UN Experts Call on Algeria To Respect Freedom of Association and Religion for Algerian Christians
In view of the scale of the tragedy facing Christians in Algeria, we have mobilized two U.N. Special Rapporteurs. The Special Rapporteur on Freedom of Association, Gina Romero, presented the report of her predecessor, Clément Voule, who had visited Algeria in September 2023. This was the first visit by a Special Rapporteur since 2016 and since the start of the Hirak, the movement that brought hundreds of thousands of Algerians into the streets demanding political reforms in February 2019.
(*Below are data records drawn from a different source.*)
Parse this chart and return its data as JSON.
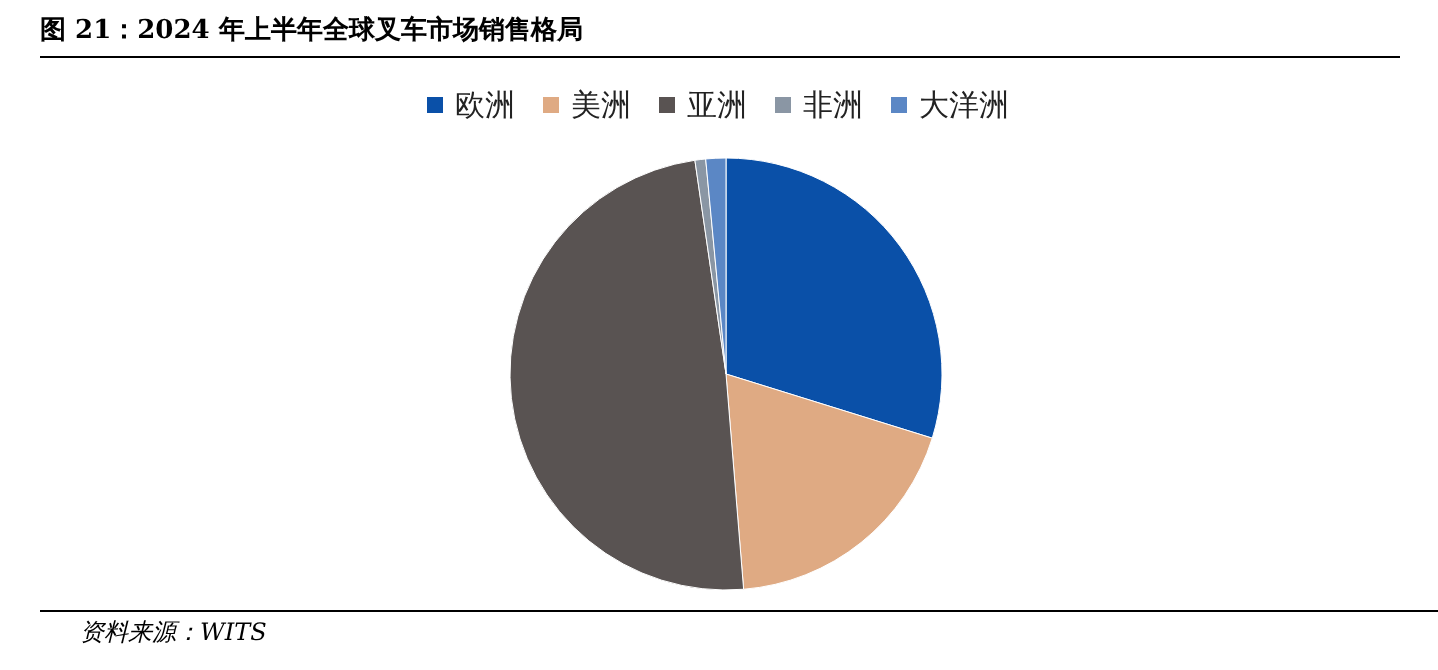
{
  "chart_data": {
    "type": "pie",
    "title": "图 21：2024 年上半年全球叉车市场销售格局",
    "categories": [
      "欧洲",
      "美洲",
      "亚洲",
      "非洲",
      "大洋洲"
    ],
    "values": [
      29.8,
      18.9,
      49.0,
      0.8,
      1.5
    ],
    "colors": [
      "#0a50a8",
      "#dfaa83",
      "#595352",
      "#8a96a4",
      "#5b87c5"
    ],
    "legend": "top",
    "annotations": [
      "资料来源：WITS"
    ]
  }
}
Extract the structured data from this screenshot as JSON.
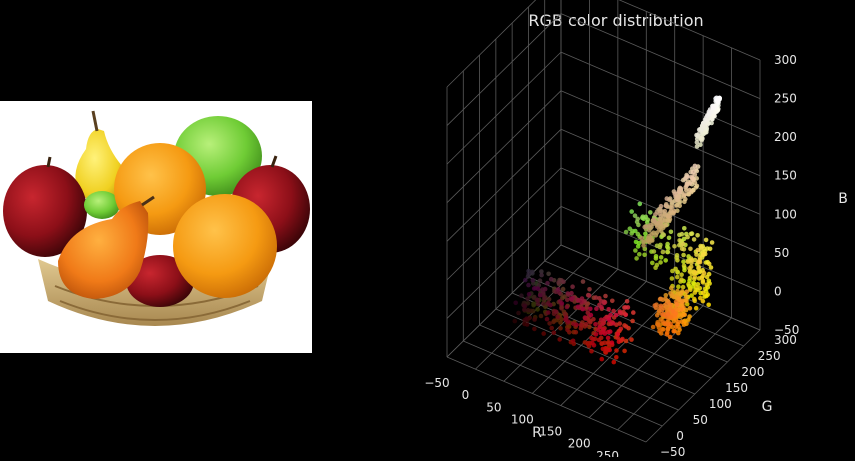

The report raises the major difficulty of restricting freedom of association for religious associations in Algeria, and, thus, for churches. The Protestant Church of Algeria – founded in 1972 by the union of several reformed churches already present in the country and officially approved in 1974 – has never been able to renew its approval since the 2012 law on associations. During her speech, Gina Romero insisted on the need to grant the EPA its approval and to keep the churches open, considering they provide essential spiritual and moral support to communities.
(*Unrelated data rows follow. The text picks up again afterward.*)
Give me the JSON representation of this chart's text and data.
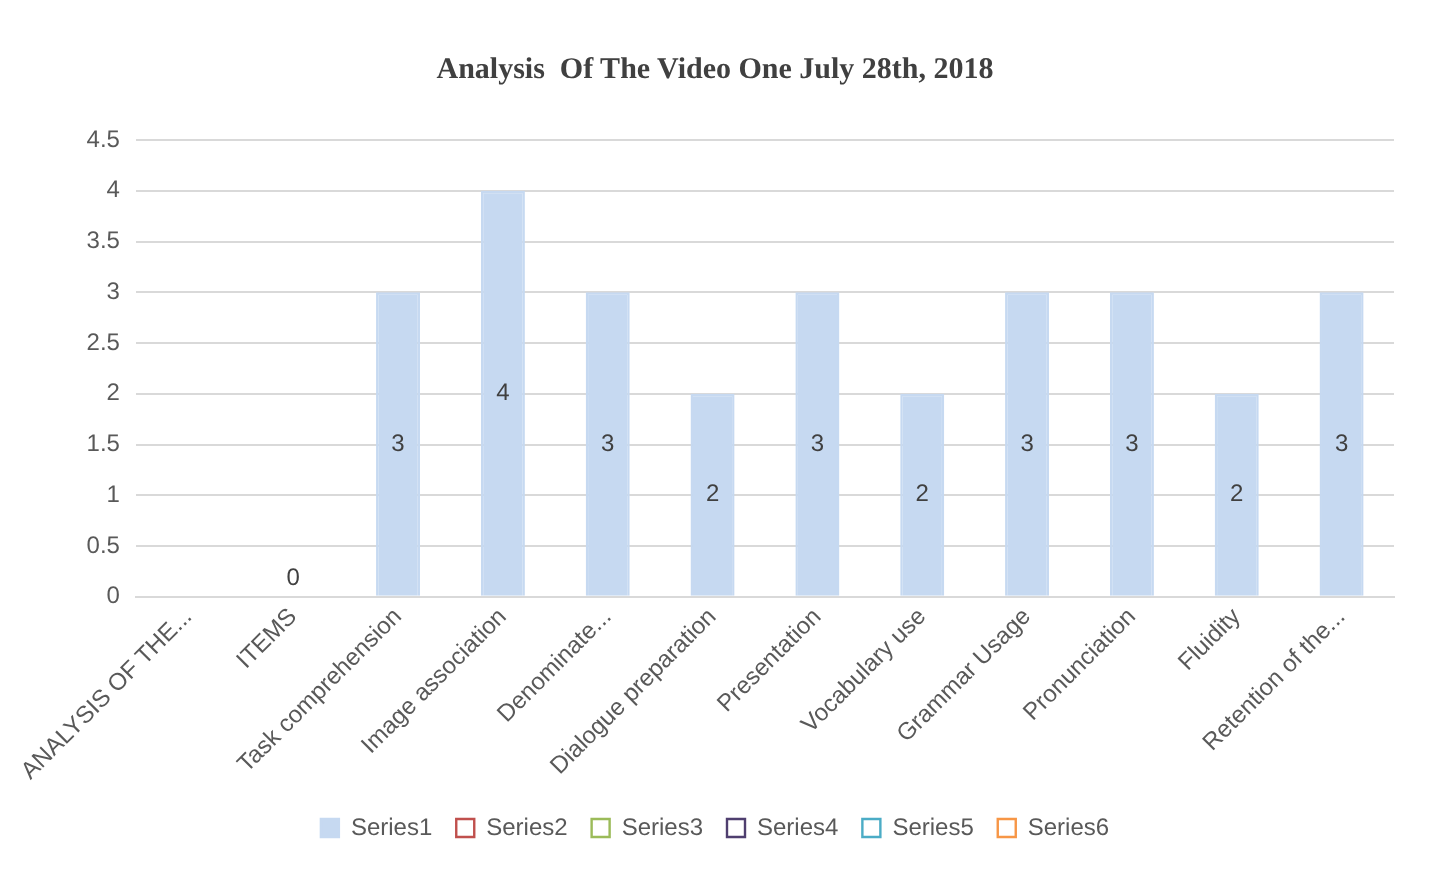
{
  "chart_data": {
    "type": "bar",
    "title": "Analysis  Of The Video One July 28th, 2018",
    "categories": [
      "ANALYSIS OF THE...",
      "ITEMS",
      "Task comprehension",
      "Image association",
      "Denominate...",
      "Dialogue preparation",
      "Presentation",
      "Vocabulary use",
      "Grammar Usage",
      "Pronunciation",
      "Fluidity",
      "Retention of the..."
    ],
    "series": [
      {
        "name": "Series1",
        "color": "#c6d9f1",
        "values": [
          null,
          0,
          3,
          4,
          3,
          2,
          3,
          2,
          3,
          3,
          2,
          3
        ]
      },
      {
        "name": "Series2",
        "color": "#c0504d",
        "values": [
          null,
          null,
          null,
          null,
          null,
          null,
          null,
          null,
          null,
          null,
          null,
          null
        ]
      },
      {
        "name": "Series3",
        "color": "#9bbb59",
        "values": [
          null,
          null,
          null,
          null,
          null,
          null,
          null,
          null,
          null,
          null,
          null,
          null
        ]
      },
      {
        "name": "Series4",
        "color": "#4f3f6f",
        "values": [
          null,
          null,
          null,
          null,
          null,
          null,
          null,
          null,
          null,
          null,
          null,
          null
        ]
      },
      {
        "name": "Series5",
        "color": "#4bacc6",
        "values": [
          null,
          null,
          null,
          null,
          null,
          null,
          null,
          null,
          null,
          null,
          null,
          null
        ]
      },
      {
        "name": "Series6",
        "color": "#f79646",
        "values": [
          null,
          null,
          null,
          null,
          null,
          null,
          null,
          null,
          null,
          null,
          null,
          null
        ]
      }
    ],
    "ylim": [
      0,
      4.5
    ],
    "yticks": [
      0,
      0.5,
      1,
      1.5,
      2,
      2.5,
      3,
      3.5,
      4,
      4.5
    ],
    "grid": "y",
    "legend": "bottom",
    "data_labels": true
  }
}
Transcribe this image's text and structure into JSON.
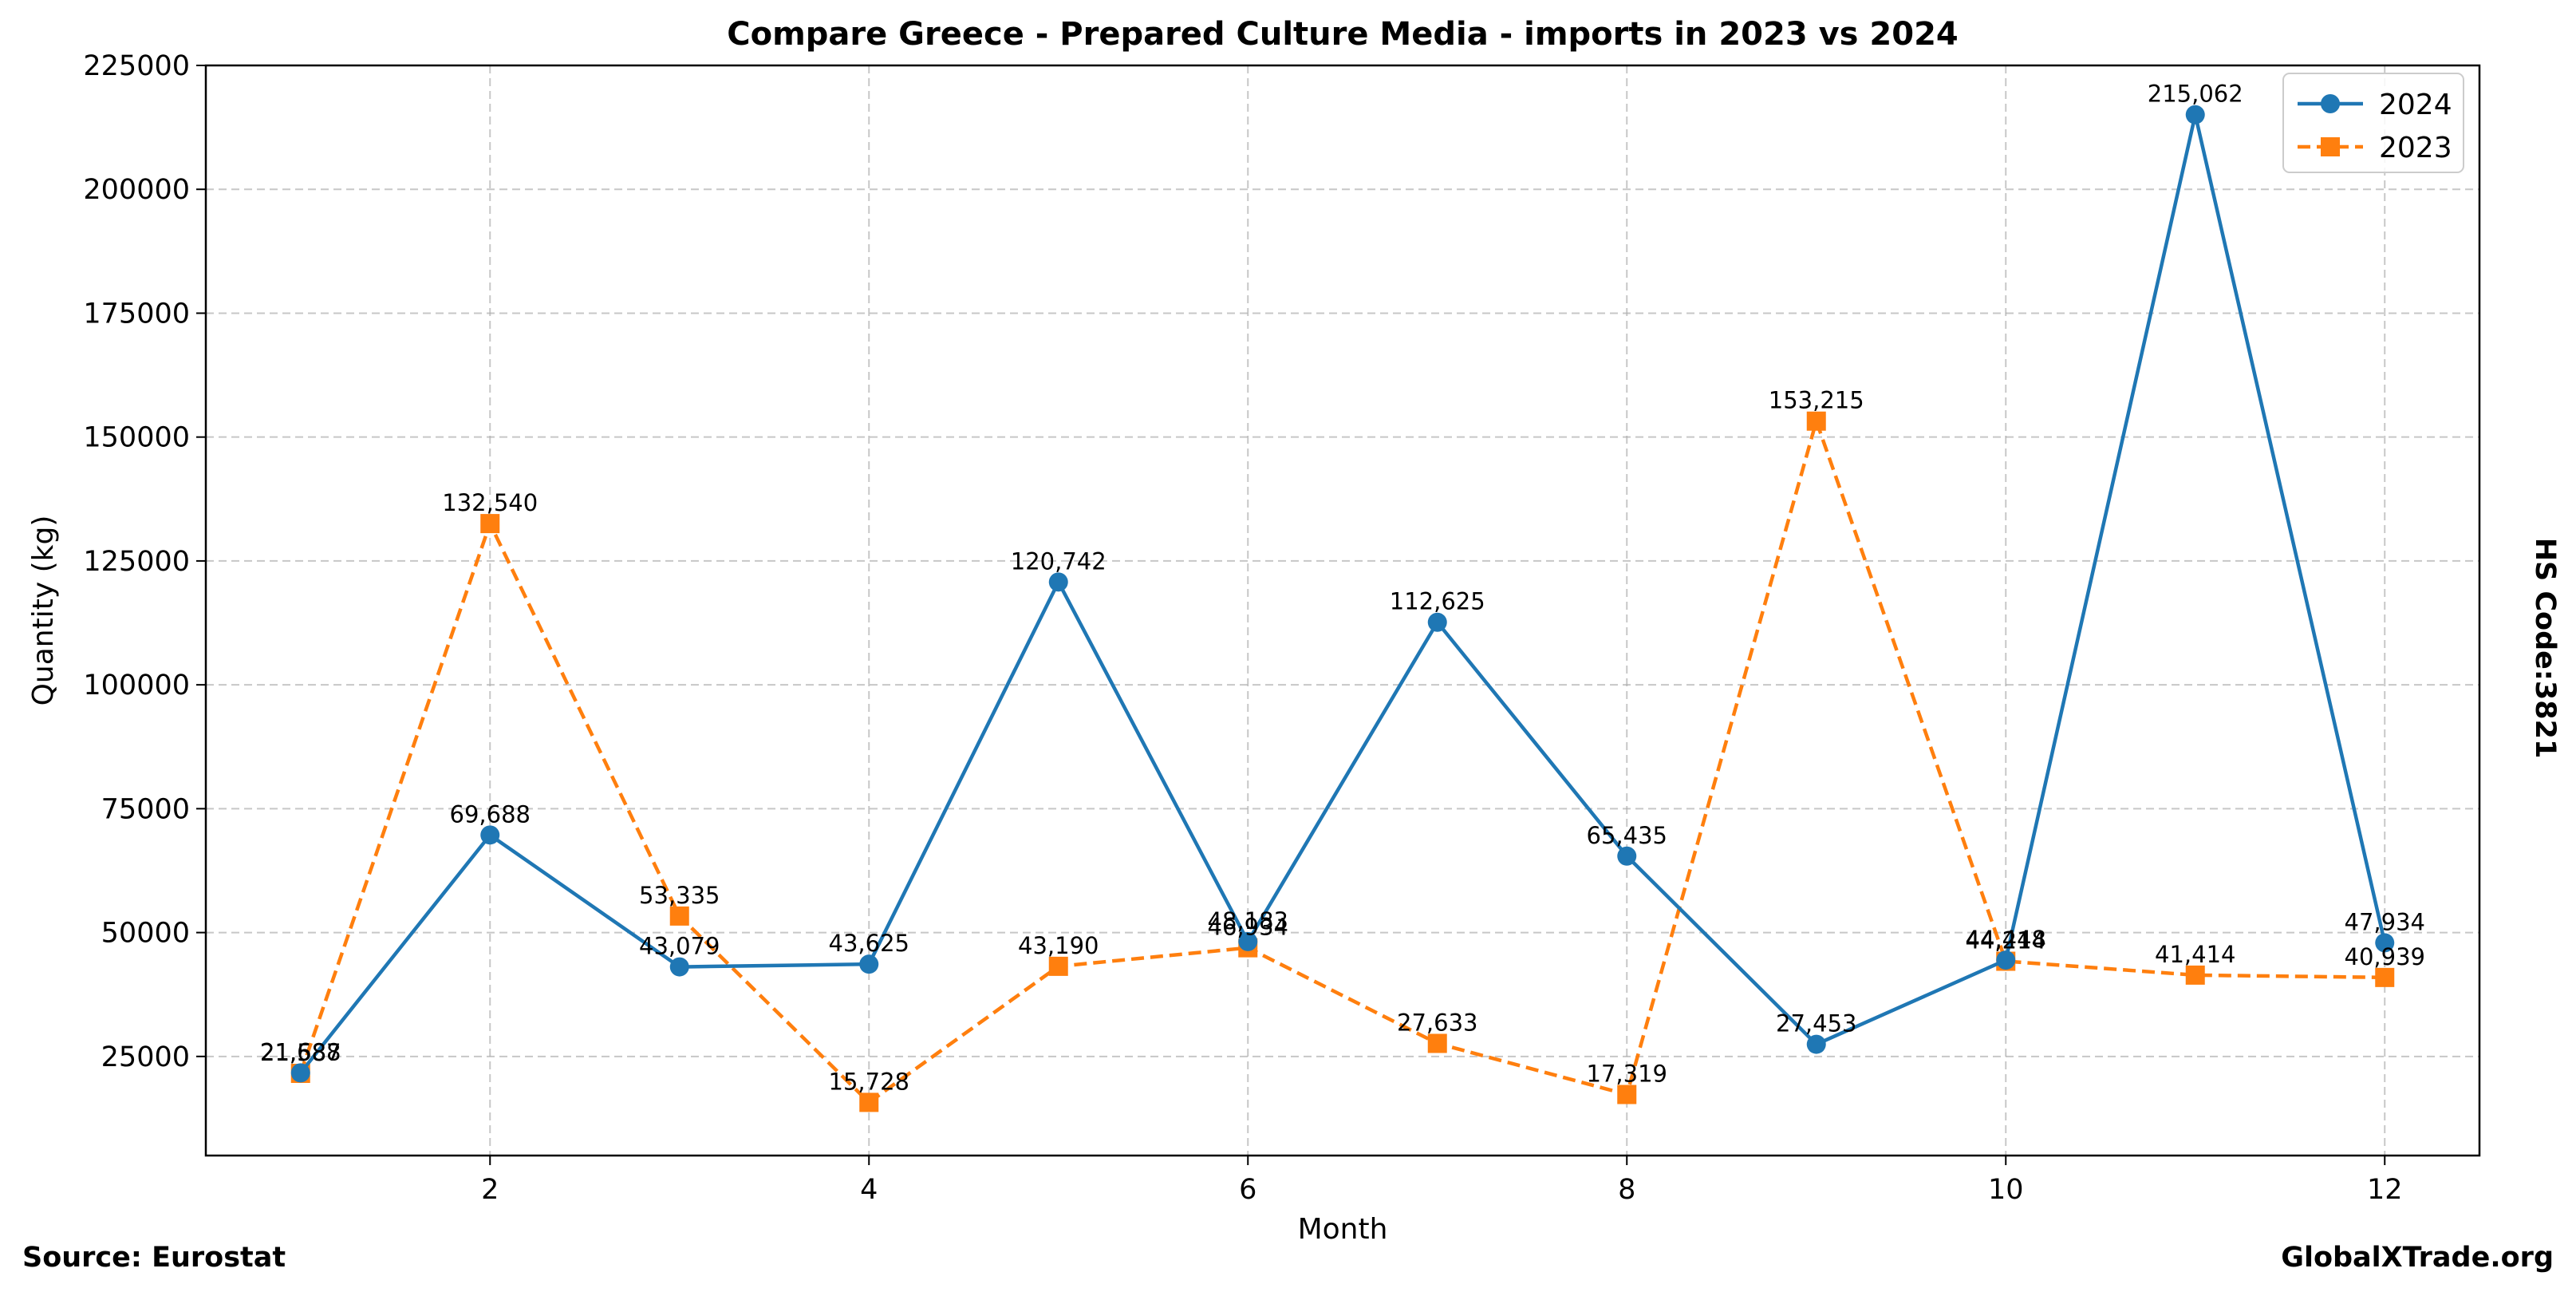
{
  "chart_data": {
    "type": "line",
    "title": "Compare Greece - Prepared Culture Media - imports in 2023 vs 2024",
    "xlabel": "Month",
    "ylabel": "Quantity (kg)",
    "xlim": [
      0.5,
      12.5
    ],
    "ylim": [
      5000,
      225000
    ],
    "x_ticks": [
      2,
      4,
      6,
      8,
      10,
      12
    ],
    "x_tick_labels": [
      "2",
      "4",
      "6",
      "8",
      "10",
      "12"
    ],
    "y_ticks": [
      25000,
      50000,
      75000,
      100000,
      125000,
      150000,
      175000,
      200000,
      225000
    ],
    "y_tick_labels": [
      "25000",
      "50000",
      "75000",
      "100000",
      "125000",
      "150000",
      "175000",
      "200000",
      "225000"
    ],
    "grid": true,
    "legend_position": "top-right",
    "x": [
      1,
      2,
      3,
      4,
      5,
      6,
      7,
      8,
      9,
      10,
      11,
      12
    ],
    "series": [
      {
        "name": "2024",
        "color": "#1f77b4",
        "marker": "circle",
        "line_style": "solid",
        "values": [
          21688,
          69688,
          43079,
          43625,
          120742,
          48183,
          112625,
          65435,
          27453,
          44448,
          215062,
          47934
        ],
        "labels": [
          "21,688",
          "69,688",
          "43,079",
          "43,625",
          "120,742",
          "48,183",
          "112,625",
          "65,435",
          "27,453",
          "44,448",
          "215,062",
          "47,934"
        ]
      },
      {
        "name": "2023",
        "color": "#ff7f0e",
        "marker": "square",
        "line_style": "dashed",
        "values": [
          21587,
          132540,
          53335,
          15728,
          43190,
          46934,
          27633,
          17319,
          153215,
          44214,
          41414,
          40939
        ],
        "labels": [
          "21,587",
          "132,540",
          "53,335",
          "15,728",
          "43,190",
          "46,934",
          "27,633",
          "17,319",
          "153,215",
          "44,214",
          "41,414",
          "40,939"
        ]
      }
    ]
  },
  "page": {
    "source": "Source: Eurostat",
    "brand": "GlobalXTrade.org",
    "hs_code": "HS Code:3821"
  }
}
The Special Rapporteur on freedom of religion, Nazila Ghanea, spoke of the arbitrary judgments suffered by Christians such as Hamid Soudad, sentenced in January 2021 to five years’ imprisonment for posting a caricature of Mohammed on Facebook and finally pardoned in July 2023. Muslims themselves are not spared, and Nazila Ghanea highlighted the case of Islamologist Saïd Djabelkhir, who was sentenced in April 2021 to three years in prison for saying that certain Muslim practices predate Islam and are of pagan origin. He was finally acquitted by the Algiers Court of Appeal in February 2023 after an international mobilization in which the ECLJ participated.
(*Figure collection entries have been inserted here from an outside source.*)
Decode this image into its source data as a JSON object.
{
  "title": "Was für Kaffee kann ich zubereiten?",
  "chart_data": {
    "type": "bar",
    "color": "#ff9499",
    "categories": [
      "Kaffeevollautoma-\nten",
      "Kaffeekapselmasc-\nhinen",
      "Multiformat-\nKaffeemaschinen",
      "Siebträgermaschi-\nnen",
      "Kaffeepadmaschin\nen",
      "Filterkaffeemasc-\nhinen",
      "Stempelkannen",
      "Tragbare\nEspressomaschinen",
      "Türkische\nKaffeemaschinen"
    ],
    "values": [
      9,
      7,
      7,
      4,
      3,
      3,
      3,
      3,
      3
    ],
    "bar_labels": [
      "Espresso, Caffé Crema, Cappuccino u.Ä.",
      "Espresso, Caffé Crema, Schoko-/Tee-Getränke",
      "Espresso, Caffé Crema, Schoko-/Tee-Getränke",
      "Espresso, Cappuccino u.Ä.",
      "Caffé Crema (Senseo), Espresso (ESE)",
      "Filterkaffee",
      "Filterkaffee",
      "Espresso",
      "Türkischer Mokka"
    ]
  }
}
Evangelicals and Catholics Alike Face Persecution From the Algerian Government
Algerian Pastor Youssef Ourahmane (whose poignant testimony the ECLJ has already collected) and his daughter Sarah explained the causes of these restrictions on Christians: The Algerian government takes a very dim view of Muslim conversions to Christianity, which have been multiplying since the early 2000s. These conversions are said to contradict the Algerian identity, which is defined as Arabic-speaking and Muslim. The government also equates Christians, the majority of whom live in Kabylia, with the region’s independence fighters. To counter the spread of Christianity, in 2006, the government adopted Ordinance No. 06-03. This ordinance lays down the conditions and rules for the exercise of non-Muslim religions, the provisions of which allow for specific discrimination against Christians.
The former French ambassador to Algeria, Xavier Driencourt, told us that during his more than seven years in Algiers, he had the opportunity to intervene to facilitate the granting of approval to associations, “without which you are nothing, you don’t exist.” He also denounced the false pretense of the situation in Algeria. His government invites Catholic bishops to official ceremonies and accepts the renovation of Catholic churches, thus giving the appearance of openness and inter-religious tolerance. But in reality, freedom of conscience, and therefore the freedom to change religion, is not guaranteed. Christians are subject to far more restrictive and bureaucratic provisions than Muslims, parish priests in isolated parishes and monks are particularly closely monitored, and proselytizing is forbidden. The government even goes as far as making it impossible for the Catholic Church to receive transfers from the Holy See.
The ECLJ joins with the Protestant Church of Algeria, as well as the Special Rapporteurs and the Human Rights Committee, in calling on Algeria to restore freedom of conscience, to repeal all provisions that undermine freedom of thought, conscience, and religion, and to guarantee to all people the full exercise of their freedom of thought, conscience, and religion.
We also call for all criminal proceedings against Christians because of their religion to be dropped, and we call for churches and Caritas to be reopened.